Вторжение в Чехословакию особенно повредило СССР, с одной стороны, потому, что оно произошло в период экономического подъема, когда экономика крепла, а уровень жизни повышался, а с другой стороны, потому, что советская военная акция понизила или окончательно подорвала международный авторитет СССР в глазах разных групп левых сил. К тому же престижу СССР был нанесен удар именно тогда, когда его авторитет возрастал, а авторитет США, наоборот, падал прежде всего из-за войны во Вьетнаме и поддержки военных диктатур. При этом этот шаг стал тяжелым потрясением для всего западноевропейского коммунистического движения, поскольку создавалось впечатление, что СССР окончательно завершил поиск новых путей социалистического развития. Ответом на это стал итальянско-испанский эксперимент, получивший название «еврокоммунизма».

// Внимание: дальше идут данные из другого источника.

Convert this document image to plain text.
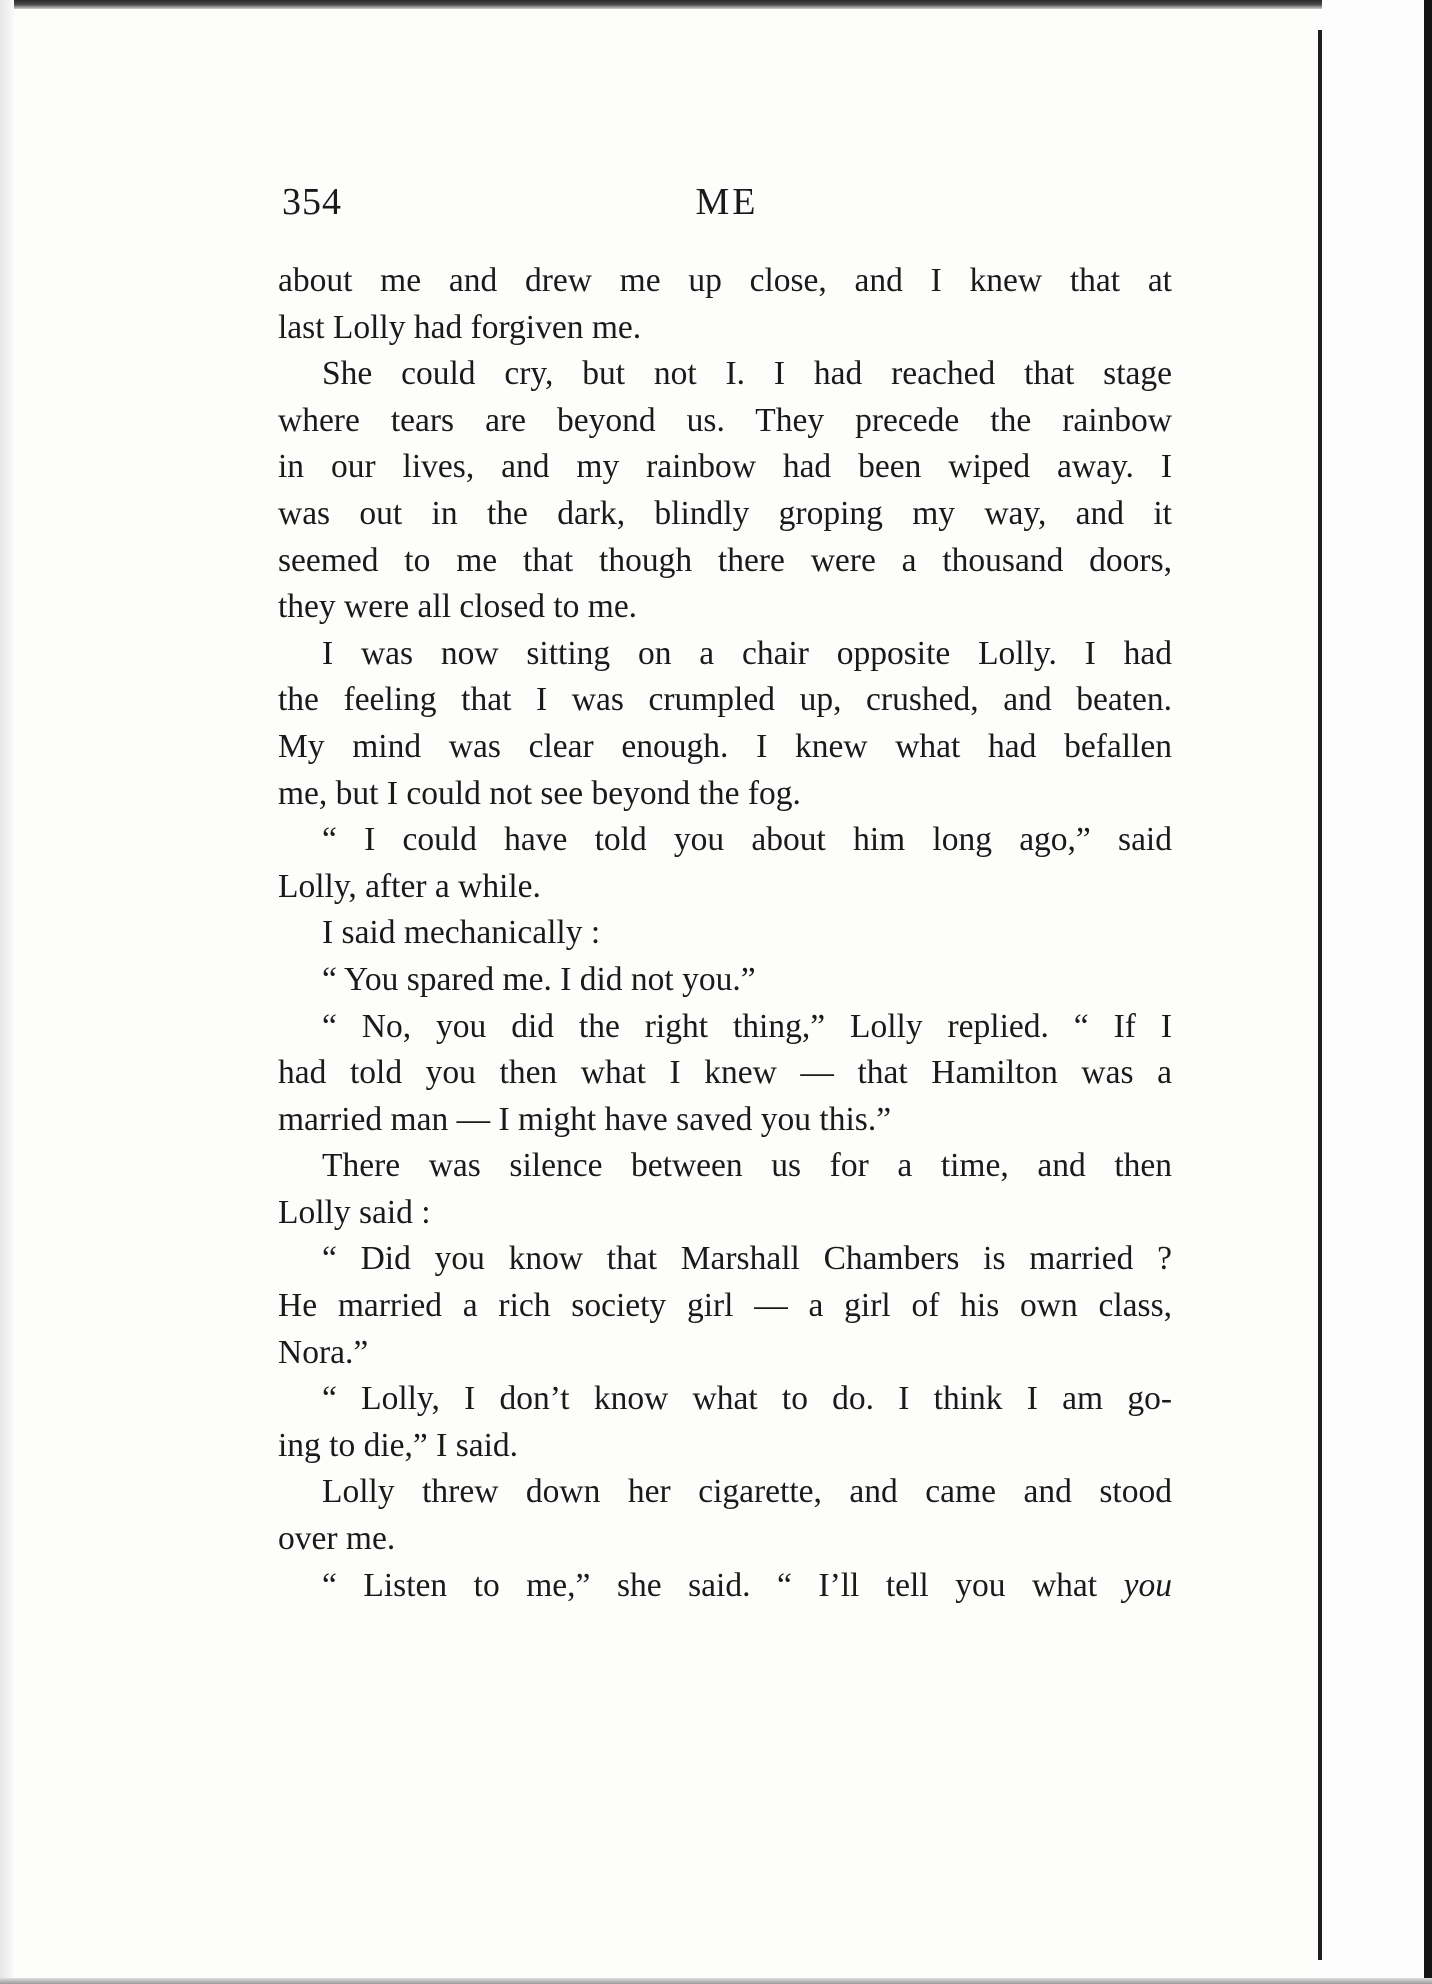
354	ME

about me and drew me up close, and I knew that at

last Lolly had forgiven me.

She could cry, but not I. I had reached that stage

where tears are beyond us. They precede the rainbow

in our lives, and my rainbow had been wiped away. I

was out in the dark, blindly groping my way, and it

seemed to me that though there were a thousand doors,

they were all closed to me.

I was now sitting on a chair opposite Lolly. I had

the feeling that I was crumpled up, crushed, and beaten.

My mind was clear enough. I knew what had befallen

me, but I could not see beyond the fog.

“ I could have told you about him long ago,” said

Lolly, after a while.

I said mechanically :

“ You spared me. I did not you.”

“ No, you did the right thing,” Lolly replied. “ If I

had told you then what I knew — that Hamilton was a

married man — I might have saved you this.”

There was silence between us for a time, and then

Lolly said :

“ Did you know that Marshall Chambers is married ?

He married a rich society girl — a girl of his own class,

Nora.”

“ Lolly, I don’t know what to do. I think I am go-

ing to die,” I said.

Lolly threw down her cigarette, and came and stood

over me.

“ Listen to me,” she said. “ I’ll tell you what you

II. Восточная Европа – разнообразие или единство?

В 1968 г. и в Восточной Европе были общие устремления, которые в разных формах и с разной интенсивностью находили свое выражение в различных подрегионах и социальных группах. Определенные круги польской, чехословацкой, венгерской и южнославянской городской молодежи услышали в доносившемся из Западной Европы шуме элементы контркультуры, противостоявшей «истэблишменту», но этот шум лишь слабо просачивался из-за железного занавеса, и политический андеграунд, феминистская и антирасистская культура не затронули сколько-нибудь значительные массы общества. В отличие от Восточной Европы, в Западной Германии «нацистская культура» отцов и «отмывание» нацистского прошлого стали предметом публичного дискурса. Протестовавшее против войны во Вьетнаме официальное движение за мир в Восточной Европе получило сильные импульсы с Запада, однако для представителей власти самоуправленческая ревизия государственного социализма, старая программа рабочих советов, предусматривавшая самоорганизацию общества, казались большей опасностью, чем присутствовавшее в обществе требование буржуазно-демократических свобод и основанное на иллюзиях стремление к «ценностям» общества потребления.

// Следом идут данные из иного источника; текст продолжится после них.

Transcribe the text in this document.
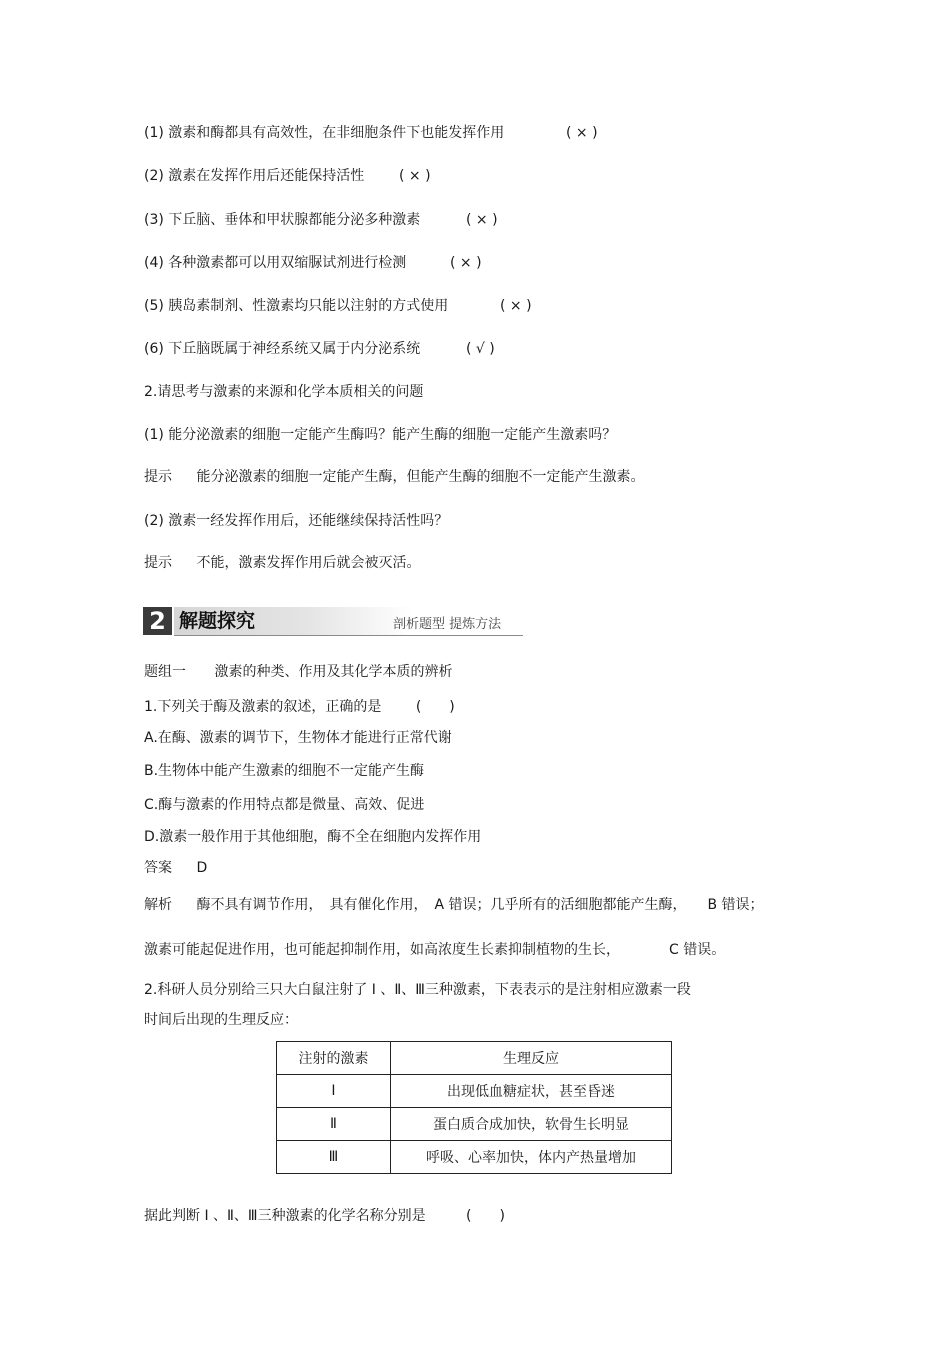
(1) 激素和酶都具有高效性，在非细胞条件下也能发挥作用	( × )
(2) 激素在发挥作用后还能保持活性 ( × )
(3) 下丘脑、垂体和甲状腺都能分泌多种激素	( × )
(4) 各种激素都可以用双缩脲试剂进行检测	( × )
(5) 胰岛素制剂、性激素均只能以注射的方式使用	( × )
(6) 下丘脑既属于神经系统又属于内分泌系统	( √ )
2.请思考与激素的来源和化学本质相关的问题
(1) 能分泌激素的细胞一定能产生酶吗？能产生酶的细胞一定能产生激素吗？
提示 能分泌激素的细胞一定能产生酶，但能产生酶的细胞不一定能产生激素。
(2) 激素一经发挥作用后，还能继续保持活性吗？
提示 不能，激素发挥作用后就会被灭活。
2 解题探究	剖析题型 提炼方法
题组一 激素的种类、作用及其化学本质的辨析
1.下列关于酶及激素的叙述，正确的是 (　　)
A.在酶、激素的调节下，生物体才能进行正常代谢
B.生物体中能产生激素的细胞不一定能产生酶
C.酶与激素的作用特点都是微量、高效、促进
D.激素一般作用于其他细胞，酶不全在细胞内发挥作用
答案 D
解析 酶不具有调节作用，　具有催化作用，　A 错误；几乎所有的活细胞都能产生酶，　　B 错误；
激素可能起促进作用，也可能起抑制作用，如高浓度生长素抑制植物的生长，　　　　C 错误。
2.科研人员分别给三只大白鼠注射了 Ⅰ 、Ⅱ、Ⅲ三种激素，下表表示的是注射相应激素一段
时间后出现的生理反应：
注射的激素	生理反应
Ⅰ	出现低血糖症状，甚至昏迷
Ⅱ	蛋白质合成加快，软骨生长明显
Ⅲ	呼吸、心率加快，体内产热量增加
据此判断 Ⅰ 、Ⅱ、Ⅲ三种激素的化学名称分别是	(　　)
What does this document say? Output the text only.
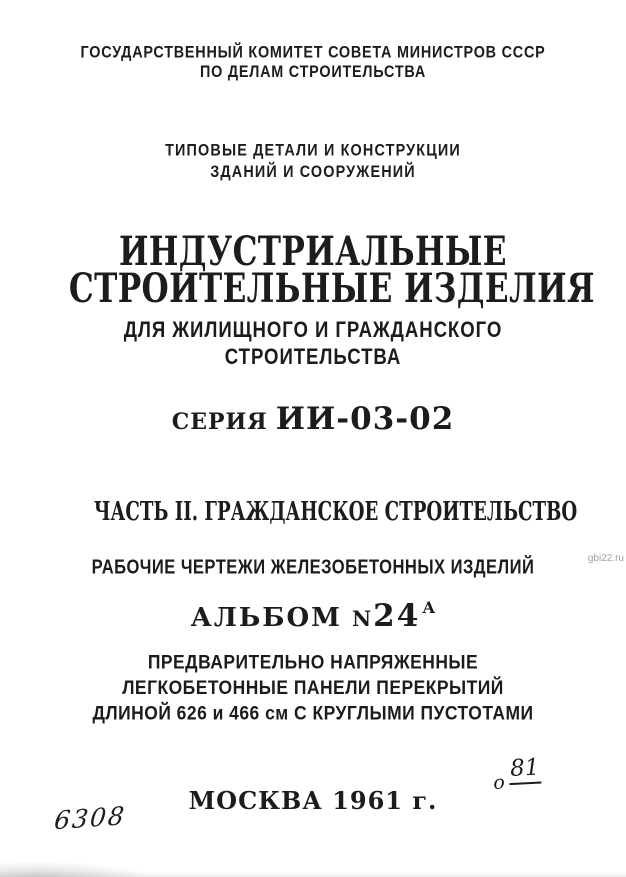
ГОСУДАРСТВЕННЫЙ КОМИТЕТ СОВЕТА МИНИСТРОВ СССР
ПО ДЕЛАМ СТРОИТЕЛЬСТВА
ТИПОВЫЕ ДЕТАЛИ И КОНСТРУКЦИИ
ЗДАНИЙ И СООРУЖЕНИЙ
ИНДУСТРИАЛЬНЫЕ
СТРОИТЕЛЬНЫЕ ИЗДЕЛИЯ
ДЛЯ ЖИЛИЩНОГО И ГРАЖДАНСКОГО
СТРОИТЕЛЬСТВА
СЕРИЯ ИИ-03-02
ЧАСТЬ II. ГРАЖДАНСКОЕ СТРОИТЕЛЬСТВО
РАБОЧИЕ ЧЕРТЕЖИ ЖЕЛЕЗОБЕТОННЫХ ИЗДЕЛИЙ
АЛЬБОМ N24 А
ПРЕДВАРИТЕЛЬНО НАПРЯЖЕННЫЕ
ЛЕГКОБЕТОННЫЕ ПАНЕЛИ ПЕРЕКРЫТИЙ
ДЛИНОЙ 626 и 466 см С КРУГЛЫМИ ПУСТОТАМИ
МОСКВА 1961 г.
6308
о81
gbi22.ru
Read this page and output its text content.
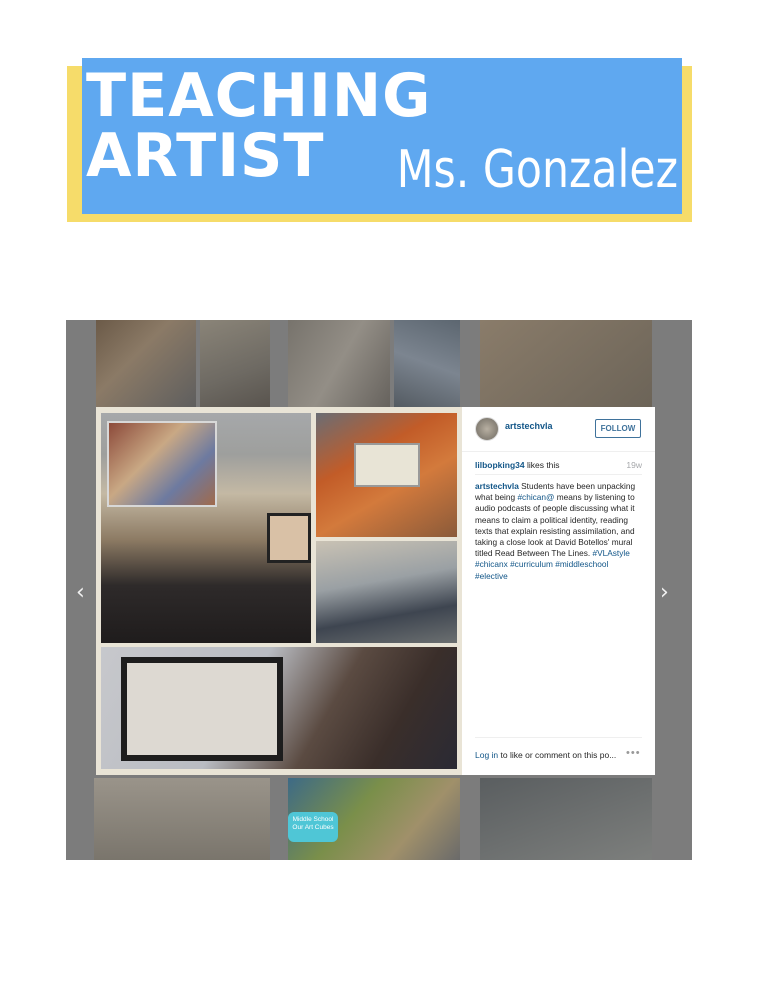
TEACHING ARTIST	Ms. Gonzalez
Middle School Our Art Cubes
‹	›
artstechvla	FOLLOW
lilbopking34 likes this	19w
artstechvla Students have been unpacking what being #chican@ means by listening to audio podcasts of people discussing what it means to claim a political identity, reading texts that explain resisting assimilation, and taking a close look at David Botellos' mural titled Read Between The Lines. #VLAstyle #chicanx #curriculum #middleschool #elective
Log in to like or comment on this po... •••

Может показаться парадоксальным, что на Востоке желавшие изменений социальные силы стремились «к Западу», а на Западе – «к Востоку» в том смысле, что они пытались толкнуть общество потребления в сторону коллективистского общества («назад к „Государству и революции” Ленина»). В то же время в странах третьего мира целью стало достижение национальной независимости и создание своего рода государственной экономики, что кое-где называли «социалистической ориентацией», а в других местах на почве традиций племенных отношений снабдили национальными или религиозными определениями и характеристиками от «исламского социализма» до «кооперативной» системы в Кении.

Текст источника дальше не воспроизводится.